A reversal of the devolutionary trend can however be observed, increasingly, today, i.e., a recentralization of decision-making powers, through the integration of regional ports under a single authority. The trend is being championed by China, followed by Italy and other European countries. The premise behind this is simple: devolution has led to homogeneity of the port service, meaningless port competition and waste of scarce financial resources[1]. However, basic infrastructure such as that of ports is there to provide the platform on which companies compete, but it ought not be the subject of competition itself. Co-opetition is thus the new port model. In this, the development of basic port infrastructure (berths, terminals, channels, breakwaters, etc.) is centrally coordinated, to maximize regional benefit. The infrastructure is then meant to be used by private (or public) companies, i.e., port service providers such as terminal operators, towage companies, pilot corporations, stevedores, and a miscellany of port-related activity, in competition among themselves[2]. Competition here could be ‘competition in the market’ or ‘competition for the market’, the latter being the preferred model (concessions) of most ports[3]. But, to make this point crystal clear, someone needs to be out there to veto my ego-boosting managerial decision to build a new terminal, just because my next-door neighbour is doing so, or because carriers, in possession of significant market power these days, can successfully play one (container) port against the other.-

HH – February 2022

[1] I am not aware of a port-city not proud of its port: the need for expansion, real or imaginary, is always on top of the agenda of every city administration, particularly during periods of local elections.

[2] For more on ‘port integration’ and its models see: Shan Li, Hercules Haralambides and Qingcheng Zeng (2022). Economic forces shaping the evolution of integrated port systems - The case of the container port system of China’s Pearl River Delta. Research in Transportation Economics (forthcoming).

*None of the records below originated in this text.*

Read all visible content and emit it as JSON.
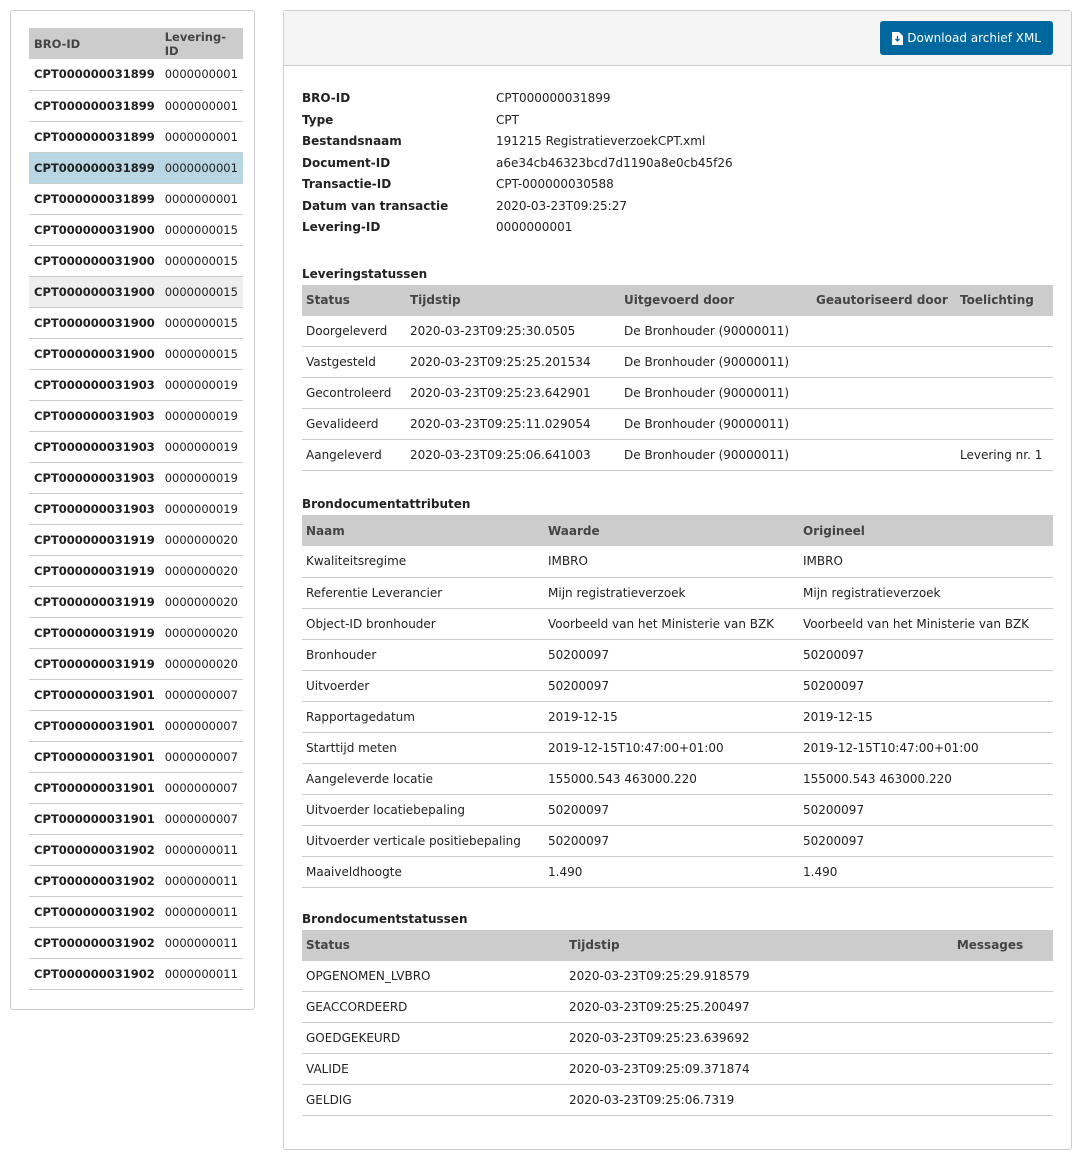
{
  "list": {
    "headers": [
      "BRO-ID",
      "Levering-ID"
    ],
    "rows": [
      [
        "CPT000000031899",
        "0000000001"
      ],
      [
        "CPT000000031899",
        "0000000001"
      ],
      [
        "CPT000000031899",
        "0000000001"
      ],
      [
        "CPT000000031899",
        "0000000001"
      ],
      [
        "CPT000000031899",
        "0000000001"
      ],
      [
        "CPT000000031900",
        "0000000015"
      ],
      [
        "CPT000000031900",
        "0000000015"
      ],
      [
        "CPT000000031900",
        "0000000015"
      ],
      [
        "CPT000000031900",
        "0000000015"
      ],
      [
        "CPT000000031900",
        "0000000015"
      ],
      [
        "CPT000000031903",
        "0000000019"
      ],
      [
        "CPT000000031903",
        "0000000019"
      ],
      [
        "CPT000000031903",
        "0000000019"
      ],
      [
        "CPT000000031903",
        "0000000019"
      ],
      [
        "CPT000000031903",
        "0000000019"
      ],
      [
        "CPT000000031919",
        "0000000020"
      ],
      [
        "CPT000000031919",
        "0000000020"
      ],
      [
        "CPT000000031919",
        "0000000020"
      ],
      [
        "CPT000000031919",
        "0000000020"
      ],
      [
        "CPT000000031919",
        "0000000020"
      ],
      [
        "CPT000000031901",
        "0000000007"
      ],
      [
        "CPT000000031901",
        "0000000007"
      ],
      [
        "CPT000000031901",
        "0000000007"
      ],
      [
        "CPT000000031901",
        "0000000007"
      ],
      [
        "CPT000000031901",
        "0000000007"
      ],
      [
        "CPT000000031902",
        "0000000011"
      ],
      [
        "CPT000000031902",
        "0000000011"
      ],
      [
        "CPT000000031902",
        "0000000011"
      ],
      [
        "CPT000000031902",
        "0000000011"
      ],
      [
        "CPT000000031902",
        "0000000011"
      ]
    ],
    "selected_index": 3,
    "hover_index": 7
  },
  "download_label": "Download archief XML",
  "info": [
    [
      "BRO-ID",
      "CPT000000031899"
    ],
    [
      "Type",
      "CPT"
    ],
    [
      "Bestandsnaam",
      "191215 RegistratieverzoekCPT.xml"
    ],
    [
      "Document-ID",
      "a6e34cb46323bcd7d1190a8e0cb45f26"
    ],
    [
      "Transactie-ID",
      "CPT-000000030588"
    ],
    [
      "Datum van transactie",
      "2020-03-23T09:25:27"
    ],
    [
      "Levering-ID",
      "0000000001"
    ]
  ],
  "leveringstatussen": {
    "title": "Leveringstatussen",
    "headers": [
      "Status",
      "Tijdstip",
      "Uitgevoerd door",
      "Geautoriseerd door",
      "Toelichting"
    ],
    "rows": [
      [
        "Doorgeleverd",
        "2020-03-23T09:25:30.0505",
        "De Bronhouder (90000011)",
        "",
        ""
      ],
      [
        "Vastgesteld",
        "2020-03-23T09:25:25.201534",
        "De Bronhouder (90000011)",
        "",
        ""
      ],
      [
        "Gecontroleerd",
        "2020-03-23T09:25:23.642901",
        "De Bronhouder (90000011)",
        "",
        ""
      ],
      [
        "Gevalideerd",
        "2020-03-23T09:25:11.029054",
        "De Bronhouder (90000011)",
        "",
        ""
      ],
      [
        "Aangeleverd",
        "2020-03-23T09:25:06.641003",
        "De Bronhouder (90000011)",
        "",
        "Levering nr. 1"
      ]
    ]
  },
  "attributen": {
    "title": "Brondocumentattributen",
    "headers": [
      "Naam",
      "Waarde",
      "Origineel"
    ],
    "rows": [
      [
        "Kwaliteitsregime",
        "IMBRO",
        "IMBRO"
      ],
      [
        "Referentie Leverancier",
        "Mijn registratieverzoek",
        "Mijn registratieverzoek"
      ],
      [
        "Object-ID bronhouder",
        "Voorbeeld van het Ministerie van BZK",
        "Voorbeeld van het Ministerie van BZK"
      ],
      [
        "Bronhouder",
        "50200097",
        "50200097"
      ],
      [
        "Uitvoerder",
        "50200097",
        "50200097"
      ],
      [
        "Rapportagedatum",
        "2019-12-15",
        "2019-12-15"
      ],
      [
        "Starttijd meten",
        "2019-12-15T10:47:00+01:00",
        "2019-12-15T10:47:00+01:00"
      ],
      [
        "Aangeleverde locatie",
        "155000.543 463000.220",
        "155000.543 463000.220"
      ],
      [
        "Uitvoerder locatiebepaling",
        "50200097",
        "50200097"
      ],
      [
        "Uitvoerder verticale positiebepaling",
        "50200097",
        "50200097"
      ],
      [
        "Maaiveldhoogte",
        "1.490",
        "1.490"
      ]
    ]
  },
  "documentstatussen": {
    "title": "Brondocumentstatussen",
    "headers": [
      "Status",
      "Tijdstip",
      "Messages"
    ],
    "rows": [
      [
        "OPGENOMEN_LVBRO",
        "2020-03-23T09:25:29.918579",
        ""
      ],
      [
        "GEACCORDEERD",
        "2020-03-23T09:25:25.200497",
        ""
      ],
      [
        "GOEDGEKEURD",
        "2020-03-23T09:25:23.639692",
        ""
      ],
      [
        "VALIDE",
        "2020-03-23T09:25:09.371874",
        ""
      ],
      [
        "GELDIG",
        "2020-03-23T09:25:06.7319",
        ""
      ]
    ]
  }
}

[3] I have described the difference between the two models in earlier communications. Competition for the market is the preferred model of the European Commission.

Sunday, October 31, 2021


Income stabilization and return on investment score much better for logistics companies than carriers. The reason? Logistics companies buy ship capacity if, when, and as much as necessary. That is, they are demand-driven and thus they 'ride' the business cycle. Carriers, instead, create shipping capacity (i.e. they are supply-driven) and then they try to sell it. And if things don’t go so well, they then go down, together with the ship, as it happened in the 2009 economic meltdown. Logistics companies instead suffered little then: they just didn’t buy capacity and they didn’t have to “pay the bank” for the  (laid-up) ship mortgage.

For years I have been arguing that if carriers want to go into logistics, they shouldn't be giving away their comparative advantage (i.e., the ship) by selling, wholesale, capacity to 3PLs. By doing this, I have argued, it is like giving your enemy the knife to stab you in the back.

Why do they do this?
«But to fill the ship», they will reply.
«And why can't you fill the ship alone?» I ask, «or together with your alliance partners?»
«Because it is too big», they will say.
«And why is it so big?» I insist.
«But in order to enjoy economies of scale», they immediately retort.
«But to enjoy economies of scale», I continue, «you first must fill the ship, while you know you can't. Are you therefore building megaships as a gift to your competitor?» 
Check mate.

Full circle.
Vicious circle.
Nice huh?

In my “Gigantism in container shipping, ports and global logistics” (link below), I have proposed a pricing strategy for liner companies, leveraging on their comparative advantage, which is the ‘ship’. In short, 'charge more for the component of the supply chain where you have the comparative advantage, and less for the one where you must compete'. The overall price of the 'door-to-door' transport should remain the same. But the 3PL will have to pay more now for your ship, and this will give you the competitive edge you seek to enter 'logistics'.

Some carriers have listened; especially those controlling marine terminals. Others have not.